Mindra berseri. Sudra sudah menudingdan orang yang mereka cari duduk memandang mereka yang menyingkap tirai. Ruang tengah itu memang diberi tirai sutera untuk penyekat dengan ruang yang lain, mereka sudah melihat bayangan pangeran itu dan kini sang pangeran bangkit berdiri begitu mereka datang. Dan ketika sang pangeran tertawa dan Sudra serta Mindra cepat membungkuk dari jauh, memberi hormat, maka Coa-ongya yang masih tampan dan berpakaian indah ini menegur.

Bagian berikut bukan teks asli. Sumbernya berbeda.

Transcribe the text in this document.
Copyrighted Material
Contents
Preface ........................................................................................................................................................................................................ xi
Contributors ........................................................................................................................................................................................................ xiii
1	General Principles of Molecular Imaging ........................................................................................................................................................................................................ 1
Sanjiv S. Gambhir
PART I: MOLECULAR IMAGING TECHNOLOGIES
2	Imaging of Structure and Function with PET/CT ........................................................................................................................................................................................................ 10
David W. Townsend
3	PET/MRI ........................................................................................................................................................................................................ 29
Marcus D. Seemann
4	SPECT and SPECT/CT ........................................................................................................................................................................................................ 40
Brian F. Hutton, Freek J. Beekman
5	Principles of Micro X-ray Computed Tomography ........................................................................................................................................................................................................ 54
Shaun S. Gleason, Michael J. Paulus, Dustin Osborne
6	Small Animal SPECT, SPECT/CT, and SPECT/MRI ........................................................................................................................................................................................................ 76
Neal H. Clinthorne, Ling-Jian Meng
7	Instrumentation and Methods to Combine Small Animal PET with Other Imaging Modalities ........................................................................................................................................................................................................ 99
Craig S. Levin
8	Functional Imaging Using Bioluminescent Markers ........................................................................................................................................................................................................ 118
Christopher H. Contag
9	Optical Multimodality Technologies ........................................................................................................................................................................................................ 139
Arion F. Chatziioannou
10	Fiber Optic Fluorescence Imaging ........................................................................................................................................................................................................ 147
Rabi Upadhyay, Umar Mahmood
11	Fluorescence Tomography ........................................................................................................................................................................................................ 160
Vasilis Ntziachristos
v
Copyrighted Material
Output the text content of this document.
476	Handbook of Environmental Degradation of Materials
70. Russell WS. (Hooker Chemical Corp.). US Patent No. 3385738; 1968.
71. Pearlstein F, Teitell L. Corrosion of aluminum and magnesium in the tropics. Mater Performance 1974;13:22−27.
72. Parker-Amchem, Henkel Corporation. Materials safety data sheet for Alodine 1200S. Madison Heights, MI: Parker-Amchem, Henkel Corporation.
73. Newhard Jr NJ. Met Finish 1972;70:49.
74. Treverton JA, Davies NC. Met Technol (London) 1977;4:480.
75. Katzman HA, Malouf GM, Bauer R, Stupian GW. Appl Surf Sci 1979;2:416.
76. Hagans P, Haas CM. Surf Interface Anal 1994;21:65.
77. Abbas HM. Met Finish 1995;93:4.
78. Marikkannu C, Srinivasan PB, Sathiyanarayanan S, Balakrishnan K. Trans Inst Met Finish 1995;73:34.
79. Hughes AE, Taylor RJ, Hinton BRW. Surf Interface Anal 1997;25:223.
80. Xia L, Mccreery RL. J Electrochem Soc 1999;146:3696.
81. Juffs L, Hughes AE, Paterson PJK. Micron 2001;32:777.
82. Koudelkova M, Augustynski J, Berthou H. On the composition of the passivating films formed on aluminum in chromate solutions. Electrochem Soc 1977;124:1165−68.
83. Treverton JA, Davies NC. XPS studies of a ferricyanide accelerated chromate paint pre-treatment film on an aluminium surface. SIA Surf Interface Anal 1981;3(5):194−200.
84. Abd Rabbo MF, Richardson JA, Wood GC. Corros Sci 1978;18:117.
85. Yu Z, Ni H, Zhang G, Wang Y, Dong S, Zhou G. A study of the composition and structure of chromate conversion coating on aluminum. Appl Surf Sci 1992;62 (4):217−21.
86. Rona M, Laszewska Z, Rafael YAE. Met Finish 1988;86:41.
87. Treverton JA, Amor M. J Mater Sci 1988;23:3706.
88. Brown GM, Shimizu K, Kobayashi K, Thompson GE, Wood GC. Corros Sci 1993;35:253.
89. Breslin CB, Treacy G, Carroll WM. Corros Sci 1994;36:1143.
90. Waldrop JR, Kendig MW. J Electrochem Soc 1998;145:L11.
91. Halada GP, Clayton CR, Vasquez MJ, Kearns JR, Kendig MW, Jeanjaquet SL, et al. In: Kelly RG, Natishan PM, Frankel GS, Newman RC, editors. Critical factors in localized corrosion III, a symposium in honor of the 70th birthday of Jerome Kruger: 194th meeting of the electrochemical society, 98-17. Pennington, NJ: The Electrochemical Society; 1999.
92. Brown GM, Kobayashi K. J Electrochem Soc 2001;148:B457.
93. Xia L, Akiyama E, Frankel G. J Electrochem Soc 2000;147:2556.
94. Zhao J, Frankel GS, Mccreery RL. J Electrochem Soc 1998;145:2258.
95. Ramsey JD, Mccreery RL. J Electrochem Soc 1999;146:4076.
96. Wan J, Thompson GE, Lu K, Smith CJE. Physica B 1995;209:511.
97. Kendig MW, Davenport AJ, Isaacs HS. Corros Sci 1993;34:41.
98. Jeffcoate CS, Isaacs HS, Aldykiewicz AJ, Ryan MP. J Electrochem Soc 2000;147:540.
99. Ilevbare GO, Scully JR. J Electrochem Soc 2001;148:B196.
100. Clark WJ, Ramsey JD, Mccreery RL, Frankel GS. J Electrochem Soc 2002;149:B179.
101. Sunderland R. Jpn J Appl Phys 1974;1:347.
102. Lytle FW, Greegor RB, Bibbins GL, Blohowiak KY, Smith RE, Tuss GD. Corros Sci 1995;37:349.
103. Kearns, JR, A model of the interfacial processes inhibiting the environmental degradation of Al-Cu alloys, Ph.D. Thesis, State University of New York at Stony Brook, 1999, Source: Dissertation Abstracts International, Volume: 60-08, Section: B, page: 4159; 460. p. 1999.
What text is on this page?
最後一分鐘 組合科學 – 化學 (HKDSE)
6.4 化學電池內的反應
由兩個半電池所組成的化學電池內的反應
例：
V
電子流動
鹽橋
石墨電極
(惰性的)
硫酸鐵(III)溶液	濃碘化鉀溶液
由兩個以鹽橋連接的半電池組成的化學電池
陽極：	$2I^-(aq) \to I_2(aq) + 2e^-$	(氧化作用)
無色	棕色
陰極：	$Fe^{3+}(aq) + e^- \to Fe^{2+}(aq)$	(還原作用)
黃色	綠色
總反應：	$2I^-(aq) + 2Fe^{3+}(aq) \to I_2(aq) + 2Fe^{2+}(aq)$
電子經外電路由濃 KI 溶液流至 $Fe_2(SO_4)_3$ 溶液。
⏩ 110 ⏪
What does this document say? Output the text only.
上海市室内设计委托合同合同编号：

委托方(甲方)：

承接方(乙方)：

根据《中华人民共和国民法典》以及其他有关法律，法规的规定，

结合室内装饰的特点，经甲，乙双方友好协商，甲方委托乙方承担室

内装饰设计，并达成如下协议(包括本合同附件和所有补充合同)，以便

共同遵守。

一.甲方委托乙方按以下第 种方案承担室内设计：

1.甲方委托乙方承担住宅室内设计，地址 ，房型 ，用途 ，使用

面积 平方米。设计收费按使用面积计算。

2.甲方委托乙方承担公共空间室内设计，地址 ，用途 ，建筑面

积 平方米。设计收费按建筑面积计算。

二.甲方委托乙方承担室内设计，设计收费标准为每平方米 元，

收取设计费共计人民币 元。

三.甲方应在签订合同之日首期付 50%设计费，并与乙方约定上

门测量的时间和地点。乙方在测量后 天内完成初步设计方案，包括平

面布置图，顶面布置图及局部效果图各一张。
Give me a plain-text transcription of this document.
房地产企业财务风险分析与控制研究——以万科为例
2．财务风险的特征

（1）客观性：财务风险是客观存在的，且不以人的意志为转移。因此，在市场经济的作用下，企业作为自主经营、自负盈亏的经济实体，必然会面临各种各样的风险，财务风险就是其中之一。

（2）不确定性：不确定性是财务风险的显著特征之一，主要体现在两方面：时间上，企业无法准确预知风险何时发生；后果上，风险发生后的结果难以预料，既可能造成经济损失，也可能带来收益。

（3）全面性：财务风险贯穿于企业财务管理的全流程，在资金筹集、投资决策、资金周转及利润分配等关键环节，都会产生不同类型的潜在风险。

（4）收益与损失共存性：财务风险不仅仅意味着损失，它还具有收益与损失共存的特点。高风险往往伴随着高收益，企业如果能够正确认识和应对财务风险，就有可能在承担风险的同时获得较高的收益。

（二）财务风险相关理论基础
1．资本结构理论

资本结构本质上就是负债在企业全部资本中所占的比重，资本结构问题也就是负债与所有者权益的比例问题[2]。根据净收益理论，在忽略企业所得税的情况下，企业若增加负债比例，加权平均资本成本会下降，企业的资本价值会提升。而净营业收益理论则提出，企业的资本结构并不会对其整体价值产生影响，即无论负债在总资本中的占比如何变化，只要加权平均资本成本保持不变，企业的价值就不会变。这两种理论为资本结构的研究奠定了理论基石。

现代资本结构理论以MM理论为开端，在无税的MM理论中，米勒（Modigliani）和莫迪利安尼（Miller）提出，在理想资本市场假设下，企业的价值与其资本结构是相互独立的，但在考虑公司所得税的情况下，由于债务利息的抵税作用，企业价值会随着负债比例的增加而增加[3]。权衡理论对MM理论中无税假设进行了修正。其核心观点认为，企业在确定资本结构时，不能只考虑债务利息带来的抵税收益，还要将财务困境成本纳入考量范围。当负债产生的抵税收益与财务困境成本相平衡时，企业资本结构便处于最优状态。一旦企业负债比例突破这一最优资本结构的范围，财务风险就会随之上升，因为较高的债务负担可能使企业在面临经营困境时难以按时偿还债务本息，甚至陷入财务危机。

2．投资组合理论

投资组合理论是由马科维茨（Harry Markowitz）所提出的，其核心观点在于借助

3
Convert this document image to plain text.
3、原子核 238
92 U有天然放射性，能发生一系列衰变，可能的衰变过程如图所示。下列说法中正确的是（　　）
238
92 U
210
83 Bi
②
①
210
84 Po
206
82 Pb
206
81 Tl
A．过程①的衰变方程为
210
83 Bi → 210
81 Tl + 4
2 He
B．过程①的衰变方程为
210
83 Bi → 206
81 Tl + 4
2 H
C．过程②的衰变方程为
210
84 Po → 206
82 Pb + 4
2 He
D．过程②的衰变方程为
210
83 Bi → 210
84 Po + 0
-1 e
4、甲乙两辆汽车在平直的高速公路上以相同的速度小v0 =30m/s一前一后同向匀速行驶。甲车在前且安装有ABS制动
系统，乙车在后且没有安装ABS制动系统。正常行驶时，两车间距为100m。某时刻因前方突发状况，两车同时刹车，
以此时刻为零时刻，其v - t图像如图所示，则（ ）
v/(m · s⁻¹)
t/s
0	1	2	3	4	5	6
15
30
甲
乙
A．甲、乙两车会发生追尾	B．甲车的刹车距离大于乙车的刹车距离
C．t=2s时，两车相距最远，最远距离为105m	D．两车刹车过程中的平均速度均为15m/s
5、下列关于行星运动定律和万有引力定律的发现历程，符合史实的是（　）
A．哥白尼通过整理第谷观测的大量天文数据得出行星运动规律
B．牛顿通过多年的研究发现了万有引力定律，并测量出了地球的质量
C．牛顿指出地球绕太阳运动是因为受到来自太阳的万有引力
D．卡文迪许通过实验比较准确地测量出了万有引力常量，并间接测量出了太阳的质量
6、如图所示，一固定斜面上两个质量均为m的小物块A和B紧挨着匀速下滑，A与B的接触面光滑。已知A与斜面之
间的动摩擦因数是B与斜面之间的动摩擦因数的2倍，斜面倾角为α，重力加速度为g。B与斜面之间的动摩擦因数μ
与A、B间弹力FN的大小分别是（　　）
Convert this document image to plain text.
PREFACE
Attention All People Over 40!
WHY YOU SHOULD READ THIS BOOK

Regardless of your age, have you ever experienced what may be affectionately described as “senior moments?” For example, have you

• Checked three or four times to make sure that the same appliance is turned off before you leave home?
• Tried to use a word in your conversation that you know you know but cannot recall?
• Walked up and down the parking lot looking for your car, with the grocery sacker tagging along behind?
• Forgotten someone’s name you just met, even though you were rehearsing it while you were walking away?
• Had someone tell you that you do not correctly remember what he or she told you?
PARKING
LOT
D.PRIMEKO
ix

"Hai, ada apa kalian datang, Mindra? Apa yang kalian bawa dan tumben mau ke sini lagi. Ha-ha, pasti berkeperluan penting. Mungkin kehabisan bekal di tengah jalan!"
"Maaf," dua kakek itu agak merah mukanya. "Kami datang bukan untuk minta sumbangan, pangeran. Melainkan sesuatu yang lain yang tentu mengejutkan paduka. Kami minta maaf kalau sekiranya mengganggu!"
"Hm, tidak. Tapi apa itu dan bagaimana bisa mengejutkan aku. Mari, duduk dahulu dan bagaimana sebelumnya kabar kalian!"
"Kami baik-baik saja, sehat-sehat tak kurang suatu apa."
Coa-ongya mempersilahkan mereka duduk. Kini pangeran memandang tajam dua orang ini dan Mindra maupun Sudra terkejut melihat sinar mata pangeran itu yang berkilat dan mencorong. Seperti orang yang memiliki lweekang tinggi, padahal pangeran itu tak bisa silat. Setidaknya, bukan orang yang ahli! Dan ketika mereka saling bertatap pandang namun dua kgkek ini tak kuat dan cepat menunduk, diam-diam heran dan kaget apakah sinar mata itu berkat tenaga sakti ataukah karena perbawanya sebagai seorang bangsawan agung maka dua orang itu saling lirik dan menjelajah seluruh ruangan dengan sudut-sudut mata mereka. Mencari apakah pengawal pribadi pangeran ini bersembunyi di situ. Si Kedok Hitam!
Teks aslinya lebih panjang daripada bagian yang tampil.